Он опять от нее отвернулся и произнес:

— Послушай, я думаю, нам пока не стоит больше видеться. Во всяком случае, довольно долгое время. Я хочу сказать, не надо, чтобы нас видели вместе, пока все это не разъяснится.

— Что-то еще случилось? — спросила она. — Дело не только в алиби?

Лицо его вдруг так преобразилось, что это могло бы вызвать смех. Выражение стыда и страха сменилось краской радостного возбуждения, лукавинкой удовольствия. Как он похож на ребенка, подумала она, интересно, какая же новая игрушка попала к нему в руки? Но она понимала, что презрение, охватившее ее, относится к ней самой в гораздо большей степени, чем к нему.

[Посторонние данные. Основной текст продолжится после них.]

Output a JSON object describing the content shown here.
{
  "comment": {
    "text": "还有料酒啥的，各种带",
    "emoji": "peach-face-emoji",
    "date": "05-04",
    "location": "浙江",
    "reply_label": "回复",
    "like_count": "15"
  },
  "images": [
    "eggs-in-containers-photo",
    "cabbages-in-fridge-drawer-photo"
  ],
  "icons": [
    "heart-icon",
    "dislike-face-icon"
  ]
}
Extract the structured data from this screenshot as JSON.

Он ответил, изо всех сил желая заставить ее понять:

— Что-то еще случилось. На самом деле — что-то хорошее. Это Саймон. Он послал за стряпчим. Собирается сделать завещание в мою пользу. Оставить мне свое дело и свою собственность. Ну а кому же еще все это оставить, верно? Никого же больше нет, никаких родственников. Он знает — на солнышко ему теперь уже не выбраться, так что пусть лучше мне все это достанется. Лучше мне, чем государству.

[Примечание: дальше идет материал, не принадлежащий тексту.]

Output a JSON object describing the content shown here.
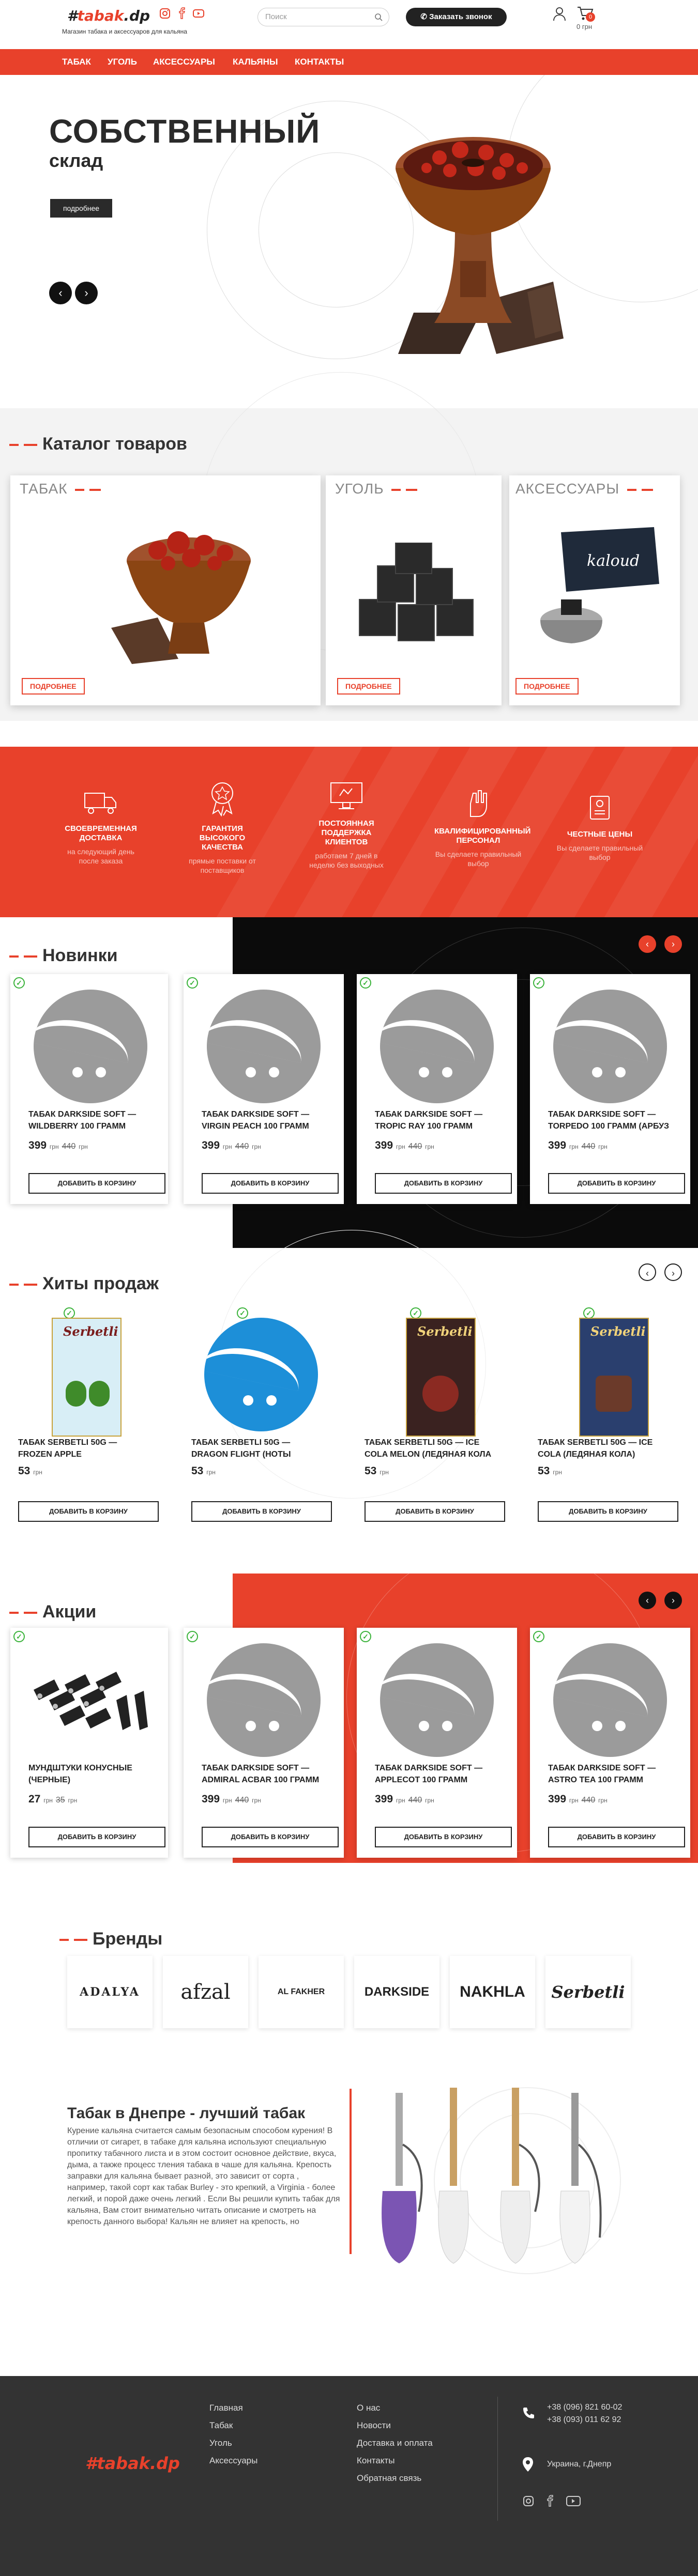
{
  "header": {
    "logo_hash": "#",
    "logo_word": "tabak",
    "logo_suffix": ".dp",
    "tagline": "Магазин табака и аксессуаров для кальяна",
    "search_placeholder": "Поиск",
    "call_button": "Заказать звонок",
    "cart_count": "0",
    "cart_total": "0 грн"
  },
  "nav": {
    "items": [
      "ТАБАК",
      "УГОЛЬ",
      "АКСЕССУАРЫ",
      "КАЛЬЯНЫ",
      "КОНТАКТЫ"
    ]
  },
  "hero": {
    "title": "СОБСТВЕННЫЙ",
    "subtitle": "склад",
    "button": "подробнее",
    "prev": "‹",
    "next": "›"
  },
  "catalog": {
    "title": "Каталог товаров",
    "cards": [
      {
        "title": "ТАБАК",
        "button": "ПОДРОБНЕЕ"
      },
      {
        "title": "УГОЛЬ",
        "button": "ПОДРОБНЕЕ"
      },
      {
        "title": "АКСЕССУАРЫ",
        "button": "ПОДРОБНЕЕ"
      }
    ]
  },
  "features": [
    {
      "icon": "truck-icon",
      "title": "СВОЕВРЕМЕННАЯ ДОСТАВКА",
      "text": "на следующий день после заказа"
    },
    {
      "icon": "medal-icon",
      "title": "ГАРАНТИЯ ВЫСОКОГО КАЧЕСТВА",
      "text": "прямые поставки от поставщиков"
    },
    {
      "icon": "monitor-icon",
      "title": "ПОСТОЯННАЯ ПОДДЕРЖКА КЛИЕНТОВ",
      "text": "работаем 7 дней в неделю без выходных"
    },
    {
      "icon": "hand-icon",
      "title": "КВАЛИФИЦИРОВАННЫЙ ПЕРСОНАЛ",
      "text": "Вы сделаете правильный выбор"
    },
    {
      "icon": "price-tag-icon",
      "title": "ЧЕСТНЫЕ ЦЕНЫ",
      "text": "Вы сделаете правильный выбор"
    }
  ],
  "new_items": {
    "title": "Новинки",
    "products": [
      {
        "name": "ТАБАК DARKSIDE SOFT — WILDBERRY 100 ГРАММ",
        "price": "399",
        "currency": "грн",
        "old_price": "440",
        "old_currency": "грн",
        "button": "ДОБАВИТЬ В КОРЗИНУ"
      },
      {
        "name": "ТАБАК DARKSIDE SOFT — VIRGIN PEACH 100 ГРАММ",
        "price": "399",
        "currency": "грн",
        "old_price": "440",
        "old_currency": "грн",
        "button": "ДОБАВИТЬ В КОРЗИНУ"
      },
      {
        "name": "ТАБАК DARKSIDE SOFT — TROPIC RAY 100 ГРАММ",
        "price": "399",
        "currency": "грн",
        "old_price": "440",
        "old_currency": "грн",
        "button": "ДОБАВИТЬ В КОРЗИНУ"
      },
      {
        "name": "ТАБАК DARKSIDE SOFT — TORPEDO 100 ГРАММ (АРБУЗ",
        "price": "399",
        "currency": "грн",
        "old_price": "440",
        "old_currency": "грн",
        "button": "ДОБАВИТЬ В КОРЗИНУ"
      }
    ]
  },
  "hits": {
    "title": "Хиты продаж",
    "products": [
      {
        "name": "ТАБАК SERBETLI 50G — FROZEN APPLE",
        "price": "53",
        "currency": "грн",
        "button": "ДОБАВИТЬ В КОРЗИНУ"
      },
      {
        "name": "ТАБАК SERBETLI 50G — DRAGON FLIGHT (НОТЫ",
        "price": "53",
        "currency": "грн",
        "button": "ДОБАВИТЬ В КОРЗИНУ"
      },
      {
        "name": "ТАБАК SERBETLI 50G — ICE COLA MELON (ЛЕДЯНАЯ КОЛА",
        "price": "53",
        "currency": "грн",
        "button": "ДОБАВИТЬ В КОРЗИНУ"
      },
      {
        "name": "ТАБАК SERBETLI 50G — ICE COLA (ЛЕДЯНАЯ КОЛА)",
        "price": "53",
        "currency": "грн",
        "button": "ДОБАВИТЬ В КОРЗИНУ"
      }
    ]
  },
  "sales": {
    "title": "Акции",
    "products": [
      {
        "name": "МУНДШТУКИ КОНУСНЫЕ (ЧЕРНЫЕ)",
        "price": "27",
        "currency": "грн",
        "old_price": "35",
        "old_currency": "грн",
        "button": "ДОБАВИТЬ В КОРЗИНУ"
      },
      {
        "name": "ТАБАК DARKSIDE SOFT — ADMIRAL ACBAR 100 ГРАММ",
        "price": "399",
        "currency": "грн",
        "old_price": "440",
        "old_currency": "грн",
        "button": "ДОБАВИТЬ В КОРЗИНУ"
      },
      {
        "name": "ТАБАК DARKSIDE SOFT — APPLECOT 100 ГРАММ",
        "price": "399",
        "currency": "грн",
        "old_price": "440",
        "old_currency": "грн",
        "button": "ДОБАВИТЬ В КОРЗИНУ"
      },
      {
        "name": "ТАБАК DARKSIDE SOFT — ASTRO TEA 100 ГРАММ",
        "price": "399",
        "currency": "грн",
        "old_price": "440",
        "old_currency": "грн",
        "button": "ДОБАВИТЬ В КОРЗИНУ"
      }
    ]
  },
  "brands": {
    "title": "Бренды",
    "items": [
      "ADALYA",
      "afzal",
      "AL FAKHER",
      "DARKSIDE",
      "NAKHLA",
      "Serbetli"
    ]
  },
  "about": {
    "title": "Табак в Днепре - лучший табак",
    "text": "Курение кальяна считается самым безопасным способом курения! В отличии от сигарет, в табаке для кальяна используют специальную пропитку табачного листа и в этом состоит основное действие, вкуса, дыма, а также процесс тления табака в чаше для кальяна. Крепость заправки для кальяна бывает разной, это зависит от сорта , например, такой сорт как табак Burley - это крепкий, а Virginia - более легкий, и порой даже очень легкий . Если Вы решили купить табак для кальяна, Вам стоит внимательно читать описание и смотреть на крепость данного выбора! Кальян не влияет на крепость, но"
  },
  "footer": {
    "col1": [
      "Главная",
      "Табак",
      "Уголь",
      "Аксессуары"
    ],
    "col2": [
      "О нас",
      "Новости",
      "Доставка и оплата",
      "Контакты",
      "Обратная связь"
    ],
    "phones": [
      "+38 (096) 821 60-02",
      "+38 (093) 011 62 92"
    ],
    "address": "Украина, г.Днепр"
  },
  "colors": {
    "accent": "#e8412b",
    "dark": "#222222",
    "footer": "#333333"
  }
}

— Понимаю, — сказала она. Она и в самом деле поняла. В ней необходимость отпала. Деньги, которые она получила в наследство от Жерара, больше ему не требовались. Она проговорила, стараясь, чтобы ее голос звучал спокойно: — Если полиция всерьез тебя подозревает, а я очень сомневаюсь, что это так, то нет никакой разницы, продолжаем мы встречаться или нет. Наоборот, это будет выглядеть более подозрительно. Именно так и повели бы себя виновные. Но ты прав. Мы больше не увидимся. Никогда, насколько это будет от меня зависеть. Ты во мне не нуждаешься, а я тем более не нуждаюсь в тебе. Ты обладаешь некоторым диковатым обаянием, умеешь развлечь, но ты не самый замечательный любовник на свете, не правда ли?

Ее удивило, что она смогла, не шатаясь, дойти до двери, но справиться с задвижками ей оказалось трудновато. Тут она обнаружила, что он стоит за ее спиной почти вплотную.

— Но ты же понимаешь, как это все выглядело! Ты попросила меня прокатиться с тобой по реке. Сказала — это важно.

— Это и было важно. Я собиралась поговорить с Жераром после совещания компаньонов, помнишь? Я думала, у меня будут для тебя хорошие новости.

— А потом ты попросила меня обеспечить тебе алиби. Попросила сказать, что мы были вместе до двух часов ночи. Ты мне позвонила из малого архивного, как только осталась одна с трупом Жерара. Тебе как раз хватило времени. Ты сказала мне, что надо говорить. Заставила лгать.

— И ты, конечно, сообщил им об этом?

— Ты могла бы понять, как это выглядело в их глазах, как это выглядит в чьих угодно глазах. Ты отвела катер назад в полном одиночестве. Ты была одна с Жераром в Инносент-Хаусе. Ты унаследовала его акции, его квартиру, деньги по его страховке.

Она повернулась к нему лицом и спиной ощутила твердость двери. Заговорив, она увидела, как в его глазах зарождается страх.

— Что же ты не боишься быть со мной? Разве тебя не пугает, что ты тут со мной совершенно один? Я уже убила двоих, что за смысл мне бояться убить третьего? А вдруг я маньяк-убийца, ты ведь не можешь быть ни в чем уверен, не так ли? Боже мой, Деклан! Ты и правда веришь, что я убила Жерара, человека, который стоил десятка таких, как ты, только чтобы купить тебе этот дом и твою жалкую коллекцию мусора, который ты приобретаешь, чтобы доказать самому себе, что твоя жизнь имеет смысл и ты — человек?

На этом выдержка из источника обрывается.